NPS Director Jonathan Jarvis

NPS Director Jonathan Jarvis Sait Serkan Gurbuz / AP

Can an Agency Plagued by Sexual Harassment Become a Model for Federal Government?

National Park Service director pledges reforms, predicts temporary uptick in harassment cases.

The man overseeing U.S. national parks promised this week to reform the way his employees report sexual harassment, saying his agency would become a model for the rest of government after being plagued by years of alleged misconduct.

National Park Service Director Jonathan Jarvis announced his agency is creating a hotline for employees to report sexual harassment. The announcement came as House lawmakers sent a letter to Jarvis requesting more information on NPS’ problems with harassment claims dating back to 1999. The agency came under fire this year after the Interior Department’s inspector general found pervasive and lurid examples of “discrimination, retaliation and a sexually hostile work environment” at the Grand Canyon National Park’s River District.

Jarvis said his reforms will make employees more comfortable with coming forward to report misconduct, which will in turn lead to an uptick in known cases of harassment.

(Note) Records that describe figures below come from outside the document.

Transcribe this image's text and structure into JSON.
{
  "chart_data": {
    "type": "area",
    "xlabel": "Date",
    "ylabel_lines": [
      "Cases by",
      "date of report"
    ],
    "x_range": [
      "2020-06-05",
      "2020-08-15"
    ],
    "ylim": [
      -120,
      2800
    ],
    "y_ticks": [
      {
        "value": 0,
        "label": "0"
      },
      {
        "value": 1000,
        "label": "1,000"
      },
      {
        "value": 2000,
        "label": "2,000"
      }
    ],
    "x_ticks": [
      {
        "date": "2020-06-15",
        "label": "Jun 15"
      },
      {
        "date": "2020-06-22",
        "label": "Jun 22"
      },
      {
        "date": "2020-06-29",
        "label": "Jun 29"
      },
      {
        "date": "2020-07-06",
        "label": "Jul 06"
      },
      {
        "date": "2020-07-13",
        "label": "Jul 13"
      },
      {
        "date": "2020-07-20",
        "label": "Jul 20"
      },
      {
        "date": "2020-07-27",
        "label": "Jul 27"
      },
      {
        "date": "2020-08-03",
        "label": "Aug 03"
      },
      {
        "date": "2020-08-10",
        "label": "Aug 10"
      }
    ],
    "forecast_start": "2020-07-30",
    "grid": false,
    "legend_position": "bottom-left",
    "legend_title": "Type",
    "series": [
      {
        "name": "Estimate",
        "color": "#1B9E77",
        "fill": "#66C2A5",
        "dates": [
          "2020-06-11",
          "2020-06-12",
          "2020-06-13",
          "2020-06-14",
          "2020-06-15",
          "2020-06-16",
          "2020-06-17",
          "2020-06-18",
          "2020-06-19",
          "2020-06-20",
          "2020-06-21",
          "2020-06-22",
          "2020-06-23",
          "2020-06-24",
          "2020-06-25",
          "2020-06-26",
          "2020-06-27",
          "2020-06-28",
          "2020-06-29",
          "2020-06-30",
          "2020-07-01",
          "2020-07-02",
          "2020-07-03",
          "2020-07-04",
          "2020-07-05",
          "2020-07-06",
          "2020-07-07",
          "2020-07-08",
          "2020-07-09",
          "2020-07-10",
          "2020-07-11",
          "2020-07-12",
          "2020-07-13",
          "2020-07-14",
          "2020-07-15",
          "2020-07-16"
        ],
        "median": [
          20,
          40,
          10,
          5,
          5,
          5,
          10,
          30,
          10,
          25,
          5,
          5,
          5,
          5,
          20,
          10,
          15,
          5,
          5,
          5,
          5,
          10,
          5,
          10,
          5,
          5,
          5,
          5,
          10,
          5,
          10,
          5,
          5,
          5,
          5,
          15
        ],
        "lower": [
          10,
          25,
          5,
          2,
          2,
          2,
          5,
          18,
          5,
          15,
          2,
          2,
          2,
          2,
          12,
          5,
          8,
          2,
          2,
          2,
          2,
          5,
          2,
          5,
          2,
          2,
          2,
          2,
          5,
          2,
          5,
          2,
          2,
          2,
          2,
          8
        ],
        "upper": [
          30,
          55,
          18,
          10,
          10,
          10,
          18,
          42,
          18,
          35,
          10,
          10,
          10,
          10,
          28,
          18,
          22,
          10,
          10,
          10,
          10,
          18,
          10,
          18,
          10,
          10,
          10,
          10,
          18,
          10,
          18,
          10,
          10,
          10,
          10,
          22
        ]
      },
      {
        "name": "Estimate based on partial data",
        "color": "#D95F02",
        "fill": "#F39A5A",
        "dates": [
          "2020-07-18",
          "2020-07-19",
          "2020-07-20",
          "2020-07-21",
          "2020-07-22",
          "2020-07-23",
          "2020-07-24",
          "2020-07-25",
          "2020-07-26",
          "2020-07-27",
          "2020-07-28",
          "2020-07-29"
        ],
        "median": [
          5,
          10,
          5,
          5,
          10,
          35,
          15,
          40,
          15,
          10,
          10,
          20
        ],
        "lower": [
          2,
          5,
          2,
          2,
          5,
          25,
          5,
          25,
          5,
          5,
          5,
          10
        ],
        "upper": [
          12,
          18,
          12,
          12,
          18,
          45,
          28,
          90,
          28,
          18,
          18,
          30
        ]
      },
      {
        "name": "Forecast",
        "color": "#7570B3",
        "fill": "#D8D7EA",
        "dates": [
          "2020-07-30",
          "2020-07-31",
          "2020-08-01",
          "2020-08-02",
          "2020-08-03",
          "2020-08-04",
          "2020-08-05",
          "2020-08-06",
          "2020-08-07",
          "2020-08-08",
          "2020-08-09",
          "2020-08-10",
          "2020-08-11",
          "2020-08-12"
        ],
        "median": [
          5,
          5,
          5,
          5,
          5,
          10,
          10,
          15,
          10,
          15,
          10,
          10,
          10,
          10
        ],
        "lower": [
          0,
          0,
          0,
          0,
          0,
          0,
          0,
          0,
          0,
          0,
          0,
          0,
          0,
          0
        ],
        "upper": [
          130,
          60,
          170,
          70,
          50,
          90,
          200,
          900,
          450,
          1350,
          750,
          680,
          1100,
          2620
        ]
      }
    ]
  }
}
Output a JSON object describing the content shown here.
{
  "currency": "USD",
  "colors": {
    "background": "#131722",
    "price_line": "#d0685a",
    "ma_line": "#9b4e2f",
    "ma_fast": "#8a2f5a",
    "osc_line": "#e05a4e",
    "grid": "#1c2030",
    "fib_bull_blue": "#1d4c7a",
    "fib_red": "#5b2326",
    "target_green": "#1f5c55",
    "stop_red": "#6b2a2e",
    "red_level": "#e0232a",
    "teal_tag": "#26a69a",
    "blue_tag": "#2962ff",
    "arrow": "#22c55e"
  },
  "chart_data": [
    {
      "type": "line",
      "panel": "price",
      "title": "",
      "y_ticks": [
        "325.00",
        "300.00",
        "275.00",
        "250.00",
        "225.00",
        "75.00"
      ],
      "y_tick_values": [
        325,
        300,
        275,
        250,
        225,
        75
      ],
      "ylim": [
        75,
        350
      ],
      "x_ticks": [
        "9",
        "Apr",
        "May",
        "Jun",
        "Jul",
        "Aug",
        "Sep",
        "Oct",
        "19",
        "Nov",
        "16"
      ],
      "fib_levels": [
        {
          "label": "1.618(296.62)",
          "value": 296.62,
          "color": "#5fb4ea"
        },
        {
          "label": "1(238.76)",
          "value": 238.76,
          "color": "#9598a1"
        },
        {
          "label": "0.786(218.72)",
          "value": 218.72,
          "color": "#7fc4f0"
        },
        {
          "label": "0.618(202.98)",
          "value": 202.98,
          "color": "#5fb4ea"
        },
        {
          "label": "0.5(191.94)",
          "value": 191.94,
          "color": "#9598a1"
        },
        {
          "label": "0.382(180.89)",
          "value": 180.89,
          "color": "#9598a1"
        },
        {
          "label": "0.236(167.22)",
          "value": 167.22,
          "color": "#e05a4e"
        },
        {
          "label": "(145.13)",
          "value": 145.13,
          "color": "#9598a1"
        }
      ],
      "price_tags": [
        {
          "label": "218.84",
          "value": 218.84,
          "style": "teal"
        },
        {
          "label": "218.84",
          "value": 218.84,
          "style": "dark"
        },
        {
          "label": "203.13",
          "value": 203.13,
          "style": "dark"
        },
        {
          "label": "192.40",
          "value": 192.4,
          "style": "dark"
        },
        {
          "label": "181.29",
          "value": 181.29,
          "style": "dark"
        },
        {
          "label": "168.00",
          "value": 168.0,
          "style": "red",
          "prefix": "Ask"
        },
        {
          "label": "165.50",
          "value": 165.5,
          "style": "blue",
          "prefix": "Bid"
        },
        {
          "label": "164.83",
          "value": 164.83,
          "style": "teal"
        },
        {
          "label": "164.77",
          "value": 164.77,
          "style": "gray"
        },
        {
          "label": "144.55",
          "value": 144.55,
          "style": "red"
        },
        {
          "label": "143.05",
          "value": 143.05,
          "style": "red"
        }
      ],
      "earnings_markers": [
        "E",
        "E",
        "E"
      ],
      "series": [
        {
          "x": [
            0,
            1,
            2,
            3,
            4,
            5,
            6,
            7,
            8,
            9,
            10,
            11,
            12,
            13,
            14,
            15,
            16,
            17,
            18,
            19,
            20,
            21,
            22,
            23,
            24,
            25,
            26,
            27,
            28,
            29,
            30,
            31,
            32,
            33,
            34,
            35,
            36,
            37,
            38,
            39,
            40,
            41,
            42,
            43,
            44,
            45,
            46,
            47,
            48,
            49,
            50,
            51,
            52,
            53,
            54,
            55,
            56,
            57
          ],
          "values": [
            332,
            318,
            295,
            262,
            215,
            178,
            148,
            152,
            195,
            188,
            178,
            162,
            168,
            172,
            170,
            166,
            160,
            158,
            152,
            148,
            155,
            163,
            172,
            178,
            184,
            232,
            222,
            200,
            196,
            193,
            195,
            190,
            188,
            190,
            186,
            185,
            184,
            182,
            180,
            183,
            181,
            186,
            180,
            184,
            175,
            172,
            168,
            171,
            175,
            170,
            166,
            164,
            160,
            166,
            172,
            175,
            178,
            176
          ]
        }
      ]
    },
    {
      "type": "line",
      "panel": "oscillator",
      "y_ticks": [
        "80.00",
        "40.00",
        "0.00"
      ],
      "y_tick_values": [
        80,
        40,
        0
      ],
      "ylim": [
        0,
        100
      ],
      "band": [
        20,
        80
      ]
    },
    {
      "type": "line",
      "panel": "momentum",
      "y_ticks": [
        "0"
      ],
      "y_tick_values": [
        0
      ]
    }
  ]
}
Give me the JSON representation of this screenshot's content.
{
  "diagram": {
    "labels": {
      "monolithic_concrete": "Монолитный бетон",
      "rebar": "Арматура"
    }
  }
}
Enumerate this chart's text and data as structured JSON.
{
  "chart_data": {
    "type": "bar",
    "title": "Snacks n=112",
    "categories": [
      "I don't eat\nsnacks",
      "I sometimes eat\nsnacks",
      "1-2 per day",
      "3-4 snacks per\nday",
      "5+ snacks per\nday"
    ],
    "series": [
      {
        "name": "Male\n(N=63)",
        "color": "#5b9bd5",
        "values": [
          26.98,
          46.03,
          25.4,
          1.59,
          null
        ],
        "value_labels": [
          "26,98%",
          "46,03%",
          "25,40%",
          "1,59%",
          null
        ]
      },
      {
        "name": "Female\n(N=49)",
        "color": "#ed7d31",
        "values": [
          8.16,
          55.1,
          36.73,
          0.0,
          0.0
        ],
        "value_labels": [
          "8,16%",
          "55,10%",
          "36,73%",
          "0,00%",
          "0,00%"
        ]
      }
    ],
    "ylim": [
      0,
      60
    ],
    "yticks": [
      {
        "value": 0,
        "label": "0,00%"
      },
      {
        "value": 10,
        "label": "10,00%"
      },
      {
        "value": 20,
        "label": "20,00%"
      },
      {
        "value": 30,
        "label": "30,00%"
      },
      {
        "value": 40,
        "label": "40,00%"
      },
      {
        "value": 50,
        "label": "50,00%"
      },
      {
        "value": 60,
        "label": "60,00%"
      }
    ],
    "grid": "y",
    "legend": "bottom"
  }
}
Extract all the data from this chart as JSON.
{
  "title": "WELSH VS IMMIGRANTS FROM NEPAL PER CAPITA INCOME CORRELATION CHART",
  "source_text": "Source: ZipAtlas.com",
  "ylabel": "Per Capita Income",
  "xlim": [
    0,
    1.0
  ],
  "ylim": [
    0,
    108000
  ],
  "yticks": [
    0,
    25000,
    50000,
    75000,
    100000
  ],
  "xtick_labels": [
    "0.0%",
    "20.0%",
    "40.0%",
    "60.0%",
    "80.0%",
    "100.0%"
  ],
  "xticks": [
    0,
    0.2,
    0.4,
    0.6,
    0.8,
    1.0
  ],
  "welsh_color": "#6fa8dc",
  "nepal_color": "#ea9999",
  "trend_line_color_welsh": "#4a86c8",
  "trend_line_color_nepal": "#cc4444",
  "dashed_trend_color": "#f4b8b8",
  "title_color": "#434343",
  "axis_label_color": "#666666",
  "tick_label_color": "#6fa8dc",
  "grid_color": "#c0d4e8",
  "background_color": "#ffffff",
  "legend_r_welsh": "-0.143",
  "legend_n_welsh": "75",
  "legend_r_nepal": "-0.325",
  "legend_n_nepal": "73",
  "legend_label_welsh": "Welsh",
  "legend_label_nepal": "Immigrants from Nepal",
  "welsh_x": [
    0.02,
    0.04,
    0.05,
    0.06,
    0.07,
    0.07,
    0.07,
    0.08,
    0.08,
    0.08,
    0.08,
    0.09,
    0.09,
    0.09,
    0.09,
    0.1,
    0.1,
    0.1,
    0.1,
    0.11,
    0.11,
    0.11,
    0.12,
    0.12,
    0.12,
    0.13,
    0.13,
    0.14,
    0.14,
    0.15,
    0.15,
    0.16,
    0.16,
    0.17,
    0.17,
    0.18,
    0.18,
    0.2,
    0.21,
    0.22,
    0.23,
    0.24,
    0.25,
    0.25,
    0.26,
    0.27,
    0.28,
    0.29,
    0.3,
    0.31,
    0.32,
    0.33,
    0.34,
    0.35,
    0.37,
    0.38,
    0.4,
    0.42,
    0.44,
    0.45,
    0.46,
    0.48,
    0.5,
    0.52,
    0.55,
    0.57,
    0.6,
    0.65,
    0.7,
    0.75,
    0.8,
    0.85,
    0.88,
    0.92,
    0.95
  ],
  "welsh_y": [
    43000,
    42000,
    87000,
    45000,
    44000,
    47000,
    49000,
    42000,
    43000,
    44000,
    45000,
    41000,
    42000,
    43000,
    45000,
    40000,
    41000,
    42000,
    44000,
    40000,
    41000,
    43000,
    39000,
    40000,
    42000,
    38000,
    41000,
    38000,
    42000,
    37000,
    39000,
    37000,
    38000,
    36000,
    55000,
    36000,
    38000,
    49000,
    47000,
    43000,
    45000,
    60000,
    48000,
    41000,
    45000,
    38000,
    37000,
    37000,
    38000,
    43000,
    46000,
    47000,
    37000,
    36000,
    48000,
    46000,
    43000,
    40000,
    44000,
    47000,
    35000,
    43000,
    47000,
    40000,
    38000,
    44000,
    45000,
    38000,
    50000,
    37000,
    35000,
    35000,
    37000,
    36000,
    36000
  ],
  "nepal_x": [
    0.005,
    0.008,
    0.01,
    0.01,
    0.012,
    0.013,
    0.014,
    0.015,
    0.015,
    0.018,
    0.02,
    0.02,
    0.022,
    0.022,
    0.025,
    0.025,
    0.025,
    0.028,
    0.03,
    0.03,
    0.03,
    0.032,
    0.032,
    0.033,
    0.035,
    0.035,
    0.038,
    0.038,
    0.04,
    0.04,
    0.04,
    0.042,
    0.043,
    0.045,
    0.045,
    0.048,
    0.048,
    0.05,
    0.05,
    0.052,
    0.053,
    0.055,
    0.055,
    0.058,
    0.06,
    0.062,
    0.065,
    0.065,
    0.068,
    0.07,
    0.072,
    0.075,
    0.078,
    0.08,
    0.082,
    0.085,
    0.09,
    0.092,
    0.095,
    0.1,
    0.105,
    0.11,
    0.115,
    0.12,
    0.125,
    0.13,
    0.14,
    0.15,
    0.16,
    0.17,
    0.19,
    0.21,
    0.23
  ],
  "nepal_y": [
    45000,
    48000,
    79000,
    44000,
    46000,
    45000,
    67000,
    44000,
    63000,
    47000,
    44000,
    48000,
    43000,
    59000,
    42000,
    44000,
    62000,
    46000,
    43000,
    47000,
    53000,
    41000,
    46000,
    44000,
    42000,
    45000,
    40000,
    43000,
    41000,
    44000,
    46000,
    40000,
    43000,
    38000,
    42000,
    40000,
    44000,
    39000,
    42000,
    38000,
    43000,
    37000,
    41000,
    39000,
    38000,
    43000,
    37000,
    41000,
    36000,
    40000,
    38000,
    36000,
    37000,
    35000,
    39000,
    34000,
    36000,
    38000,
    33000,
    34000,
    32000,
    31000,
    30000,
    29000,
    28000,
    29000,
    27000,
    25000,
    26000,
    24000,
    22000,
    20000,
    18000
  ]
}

"Once they see that we are taking action, I expect the numbers of reported incidents to increase. Not that there are more cases, but I think that employees now are feeling more empowered to speak up and step up," Jarvis said this week at the National Press Club in Washington, D.C.

The director previously announced a “prevalence survey” across NPS to allow employees to anonymously report if they had faced harassment in the agency. He said in his address this week the survey would allow NPS to “establish a baseline” of just how deeply rooted the problem is. In the meantime, Jarvis said, he has established a zero-tolerance policy for “this horrible component” and told senior leadership he expects “quick action” when harassment is reported. 

An NPS spokesman said the agency is still finalizing how it would handle a sexual harassment complaint once it comes in to the hotline. 

Jarvis previously asked Congress for more authority to fire employees accused of sexual harassment. He added NPS would ultimately serve as an example for the rest of federal government to mimic.

"I expect that to occur not only in the National Park Service but in other agencies that are seeing what’s happened to the Park Service and are following our lead,” Jarvis said.

A spokeswoman for the Equal Employment Opportunity Commission, which receives complaints of sexual harassment from federal employees, declined to cite the NPS reforms as a model, pointing instead to its existing guidance for workers.

Just before Jarvis’ address, leaders of the House Oversight and Government Reform Committee wrote a letter to the director asking for documentation relating to a task force examining women in law enforcement, an NPS questionnaire for female employees from 2000 and all EEO settlement agreements between NPS and some of its employees in 1999.

The lawmakers criticized Jarvis for failing to take any final actions against senior-level employees involved in the misconduct found in the recent IG report. The investigation unveiled agency employees propositioning coworkers for sex, inappropriately touching and taking photos up a woman’s skirt among the examples of misconduct. The committee leaders said NPS has been aware of the problem for more than a decade and is need of a new strategy to address the problem.

“The fact that the Park Service’s cultural problems have persisted for at least 16 years shows the Park Service’s response to the task force’s finding was ineffective, and fresh ideas are necessary,” the lawmakers wrote.